Broadly speaking


FULL OF BEANS An inexpensive source of lean protein, broad beans contain lots of thiamin, vitamins K and B-6, potassium, copper, selenium, zinc and magnesium.

Redmond Cabot

The broad bean is the first of the legume family to produce a crop. The important fixers of nitrogen in the garden are relatively prolific and easy to grow, excepting the annoying presence of blackfly.
Early-season beans have an attractive green, verdant quality that smacks of goodness. Excellent with garlic and oil, or cooked with cream. The very early pods can also be eaten whole when cooked, before they develop stringiness and toughness.
There is one school of thought that says you should remove the outer skin of each of the individual beans … I view the whole bean as nature’s creation, and it must have been created that way for a valid reason, so I never remove the outside skin.
Out at Carrighskeewaun, Killadoon, my father farms, as well as sheep, a small polytunnel. This year he got on top of it early, with some able assistance from friends, and now its bursting with life – lettuce, cucumber, courgette, chives, sweetcorn, parsley, Swiss chard and of course the broad beans.
The key with broad beans is to keep picking them; the more you pick them the more they will grow. So we keep picking them and they keep coming. Alas, this cuts no mustard when Little Louis and Penny want to do the same with my father’s more precious strawberry crop.

Outside lunches
Summer-eating rhythms are upon us now. The great question: How to integrate eating outside with the ever-changing Atlantic and continental weather systems that we live between. The Big Picnic Westport enjoyed a veritable feast of eating outdoors two Saturdays ago, yet the following day was a wet stinker. No amount of planning can account for our weather. My answer is that planning should be ad hoc and versatile – make plans but be prepared to change!
Traditionally people tend to cook broad beans with bacon or chorizo, so here are two vegetarian options for this seasonal wonder, perfect for outside meals, when the sun does cooperate. You can vary the ingredients and flavours to your liking.

Broad bean pâté
This hummus can be pre-made and used for lunches at home or out and about. Stored in a container in the fridge, it will last for several days.

What you need

  • 300g broad beans
  • 2 garlic cloves
  • Juice and zest of one small lemon
  • Good dash olive oil
  • Seasoning
  • Sourdough bread and goats’ cheese (serving suggestion)

What you do
Bring the beans to boil in salted water and simmer for three minutes. Separately, heat the oil in a pan and cook the smashed garlic cloves for two minutes to infuse the oil with flavor – careful not to overcook or burn the garlic. Let cool, and simply whizz all ingredients together, season, and place in a serving bowl.
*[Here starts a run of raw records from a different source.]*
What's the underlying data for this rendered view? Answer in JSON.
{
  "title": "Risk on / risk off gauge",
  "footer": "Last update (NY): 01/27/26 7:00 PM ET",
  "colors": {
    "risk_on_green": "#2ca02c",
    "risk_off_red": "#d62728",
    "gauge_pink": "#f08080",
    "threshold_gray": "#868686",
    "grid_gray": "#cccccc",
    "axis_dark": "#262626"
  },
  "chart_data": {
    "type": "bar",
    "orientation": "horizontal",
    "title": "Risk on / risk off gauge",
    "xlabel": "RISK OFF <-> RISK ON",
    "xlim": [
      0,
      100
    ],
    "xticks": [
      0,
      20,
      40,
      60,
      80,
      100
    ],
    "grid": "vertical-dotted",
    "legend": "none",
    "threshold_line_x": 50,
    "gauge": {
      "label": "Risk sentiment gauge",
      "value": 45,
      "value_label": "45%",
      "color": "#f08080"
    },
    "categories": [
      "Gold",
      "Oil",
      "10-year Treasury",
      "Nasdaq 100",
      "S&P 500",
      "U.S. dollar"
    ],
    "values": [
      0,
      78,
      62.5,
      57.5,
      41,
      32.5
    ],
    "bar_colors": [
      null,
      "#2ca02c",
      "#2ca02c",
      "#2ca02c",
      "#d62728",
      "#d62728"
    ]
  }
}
Serve with lovely sourdough bread and maybe some crumbled goats’ cheese.

Broad bean herb dip
This simple recipe uses different flavours to make another pâté or dip.

What you need

  • 300g broad beans
  • 150g cream
  • 2 garlic cloves
  • 1 tsp ground cumin
  • 1 tsp fresh oregano
  • 150ml olive oil
  • Spring onions and chilli powder to garnish

What you do
You can mash or Mouli the beans raw, which will separate the skins from the beans so they can be removed – or cook first and blitz everything if you prefer, and you don’t mind the skins being in there. (A Mouli is a hand-operated kitchen grater that grates or purees small quantities of food.)
Place your mash in a bowl and add the cream, finely chopped garlic, and then all the other ingredients. Mix well with a wooden spoon. Season and garnish with chopped spring onion and a dusting of chilli powder.

Red Cabot is interested in food, nature and small things. He sells his food at Westport Country Markets in St Anne’s Boxing Club, James’s Street car park, Westport, every Thursday, from 8am to 1pm.